セッション情報 一般演題

タイトル 116:

当院におけるC型急性肝炎の検討

演者 金子 望(社会保険中京病院 消化器科)
共同演者 長谷川 泉(社会保険中京病院 消化器科), 杉村 直美(社会保険中京病院 消化器科), 堀口 徳之(社会保険中京病院 消化器科), 石原 祐史(社会保険中京病院 消化器科), 飛鳥井 香紀(社会保険中京病院 消化器科), 高口 裕規(社会保険中京病院 消化器科), 井上 裕介(社会保険中京病院 消化器科), 戸川 昭三(社会保険中京病院 消化器科), 榊原 健治(社会保険中京病院 消化器科), 大野 智義(社会保険中京病院 消化器科)
抄録 【背景・目的】C型慢性肝炎は近年SVRを得る確率が上昇してきた。しかし薬物乱用や不衛生処置で若年者を中心に新規感染者の存在が報告されている。急性感染は自然経過で高率に慢性化するなどその臨床像について一定の見識を持たねばならない。今回我々は当院で経験したC型急性肝炎(AH-C)症例について検討し報告する。【対象】過去5年間に4名の急性C型肝炎を経験した。男女比は1:3、年齢中央値は45歳(41-49)であった。【結果】症例1:45歳女性、倦怠感で受診し肝障害認め入院した。各種検索でも原因不明でHCV抗体再検時上昇を機にHCVRNA 6.3logIU/mL判明しAH-Cと診断した。
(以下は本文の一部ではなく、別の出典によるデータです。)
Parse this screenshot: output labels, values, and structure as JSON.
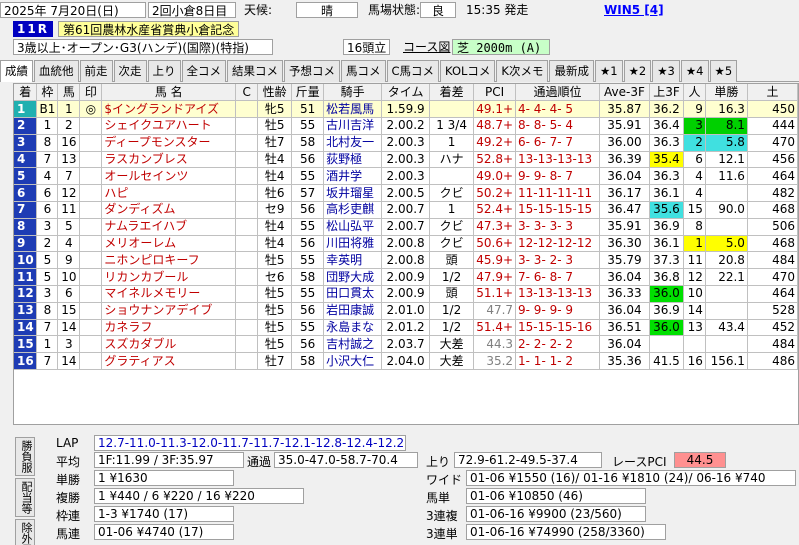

医療従事者で感染源は足指創が疑われた。遺伝子型は判定不能でペグインターフェロン+リバビリンの併用療法(PR)24週でSVRとなった。症例2:49歳男性、倦怠感で来院し肝障害認め入院した。HCV抗体は3か月前陰性だが入院時に軽度上昇、HCVRNA 4.8logIU/mLでAH-Cと診断した。2型で感染経路は不法薬物の回し打ちであった。自主退院し半年後再来院時PR開始したが5回投与で自己中断となった。SVRは得られていない。症例3:41歳女性、症例2の内縁の妻、肝障害で夫の発症後5カ月頃受診した。来院時HCV抗体陽性、2型で夫からの感染と考えられた。PRを開始したが来院間隔不定で17回で打ち切った。幸い中止後半年後SVR得られた。症例4:45歳女性、倦怠感を主訴に近医受診し肝障害認め当院へ紹介受診した。来院時HCV抗体軽度上昇でHCVRNA7.4 logIU/mL、再検時抗体上昇傾向にありAH-Cと診断した。感染経路は不詳、軽度貧血ありPegIFN単剤にて治療継続中である。【考案】わが国でも頻度は低いが医療従事者や不法薬剤の使用、性交渉等で一定の割合で新規HCV感染者が存在すると考えられる。初診時抗体価陰性である事もあり他の原因が否定されれば抗体価の再検、HCVRNA計測も検討すべきと考えられる。早期の治療介入により高率な排除も期待できる為、的確な診断が重要と考えられた。